Cloração e Potabilidade

A adição de produtos da família do cloro tem sido a principal forma de desinfecção praticada nas estações de tratamento para potabilidade, dentre todas conhecidas. A cloração de água para consumo humano figura entre aqueles que mais contribuíram para a ampliação dos níveis de qualidade de vida da população mundial.

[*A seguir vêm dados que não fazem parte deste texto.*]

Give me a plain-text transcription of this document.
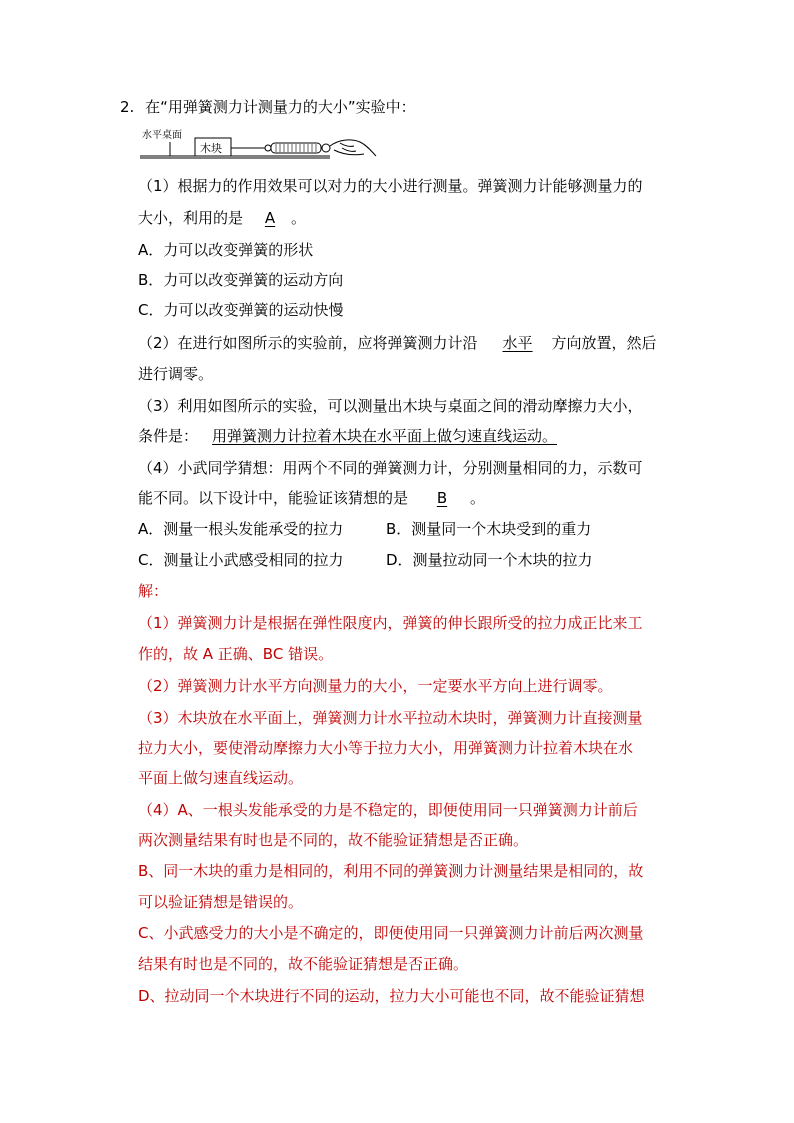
2. 在“用弹簧测力计测量力的大小”实验中：
水平桌面
木块
（1）根据力的作用效果可以对力的大小进行测量。弹簧测力计能够测量力的
大小，利用的是 A 。
A．力可以改变弹簧的形状
B．力可以改变弹簧的运动方向
C．力可以改变弹簧的运动快慢
（2）在进行如图所示的实验前，应将弹簧测力计沿 水平 方向放置，然后
进行调零。
（3）利用如图所示的实验，可以测量出木块与桌面之间的滑动摩擦力大小，
条件是： 用弹簧测力计拉着木块在水平面上做匀速直线运动。
（4）小武同学猜想：用两个不同的弹簧测力计，分别测量相同的力，示数可
能不同。以下设计中，能验证该猜想的是 B 。
A．测量一根头发能承受的拉力	B．测量同一个木块受到的重力
C．测量让小武感受相同的拉力	D．测量拉动同一个木块的拉力
解：
（1）弹簧测力计是根据在弹性限度内，弹簧的伸长跟所受的拉力成正比来工
作的，故 A 正确、BC 错误。
（2）弹簧测力计水平方向测量力的大小，一定要水平方向上进行调零。
（3）木块放在水平面上，弹簧测力计水平拉动木块时，弹簧测力计直接测量
拉力大小，要使滑动摩擦力大小等于拉力大小，用弹簧测力计拉着木块在水
平面上做匀速直线运动。
（4）A、一根头发能承受的力是不稳定的，即便使用同一只弹簧测力计前后
两次测量结果有时也是不同的，故不能验证猜想是否正确。
B、同一木块的重力是相同的，利用不同的弹簧测力计测量结果是相同的，故
可以验证猜想是错误的。
C、小武感受力的大小是不确定的，即便使用同一只弹簧测力计前后两次测量
结果有时也是不同的，故不能验证猜想是否正确。
D、拉动同一个木块进行不同的运动，拉力大小可能也不同，故不能验证猜想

Um dos indicadores mais significativos é a brusca redução do índice de óbitos em decorrência de doenças de veiculação hídrica.

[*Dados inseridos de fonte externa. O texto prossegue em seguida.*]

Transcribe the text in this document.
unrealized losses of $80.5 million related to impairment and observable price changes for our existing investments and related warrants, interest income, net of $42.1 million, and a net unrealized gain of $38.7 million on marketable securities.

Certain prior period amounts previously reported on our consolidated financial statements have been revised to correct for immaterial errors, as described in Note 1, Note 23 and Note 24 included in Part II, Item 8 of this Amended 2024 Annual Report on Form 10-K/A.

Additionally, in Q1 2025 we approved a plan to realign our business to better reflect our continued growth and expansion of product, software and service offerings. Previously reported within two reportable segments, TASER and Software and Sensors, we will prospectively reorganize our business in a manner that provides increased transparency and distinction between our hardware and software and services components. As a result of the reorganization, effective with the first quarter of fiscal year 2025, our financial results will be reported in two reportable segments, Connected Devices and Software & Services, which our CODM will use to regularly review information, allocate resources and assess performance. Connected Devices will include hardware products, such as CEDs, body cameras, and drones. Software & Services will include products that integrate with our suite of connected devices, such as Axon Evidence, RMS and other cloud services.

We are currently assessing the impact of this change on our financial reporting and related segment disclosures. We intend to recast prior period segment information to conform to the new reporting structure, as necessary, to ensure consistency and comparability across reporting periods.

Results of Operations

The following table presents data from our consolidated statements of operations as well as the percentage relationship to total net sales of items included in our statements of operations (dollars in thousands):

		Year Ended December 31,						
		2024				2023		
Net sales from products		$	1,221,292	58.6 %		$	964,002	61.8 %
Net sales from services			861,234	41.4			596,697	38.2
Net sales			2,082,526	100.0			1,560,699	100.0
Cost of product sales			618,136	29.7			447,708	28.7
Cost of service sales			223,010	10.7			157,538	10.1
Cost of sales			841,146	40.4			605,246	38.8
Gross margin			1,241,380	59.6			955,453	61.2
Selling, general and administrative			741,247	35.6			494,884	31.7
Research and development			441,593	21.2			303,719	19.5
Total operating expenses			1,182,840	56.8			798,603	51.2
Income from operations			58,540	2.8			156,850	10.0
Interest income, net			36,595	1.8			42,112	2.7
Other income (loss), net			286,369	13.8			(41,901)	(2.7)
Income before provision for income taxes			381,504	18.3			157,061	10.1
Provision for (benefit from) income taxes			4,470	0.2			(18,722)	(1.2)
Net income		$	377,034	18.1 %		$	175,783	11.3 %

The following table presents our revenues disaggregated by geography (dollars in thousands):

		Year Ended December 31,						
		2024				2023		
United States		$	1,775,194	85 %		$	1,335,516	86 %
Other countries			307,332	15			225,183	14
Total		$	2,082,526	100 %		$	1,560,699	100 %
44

No contexto da sistemática de tratamento de água, a cloração é o procedimento que inicia-se nas estações de tratamento de água, não encerrando ali seus efeitos, pois continua agindo ao longo de toda a rede de distribuição, garantindo assim o padrão de potabilidade da água para consumo humano de acordo com as Normas Exigidas, em especial a Portaria n º 518, de 25 de março de 2004.

Com base nas pesquisas e resultados obtidos vemos que a falta de observação dos limites mínimos e máximos para a cloração como método de desinfecção de água pode gerar efeitos extremamente danosos a saúde humana, maiores ainda que a própria falta de cloração, sem citar os aspectos materiais, onde temos a vida útil comprometida pela ação corrosiva do cloro.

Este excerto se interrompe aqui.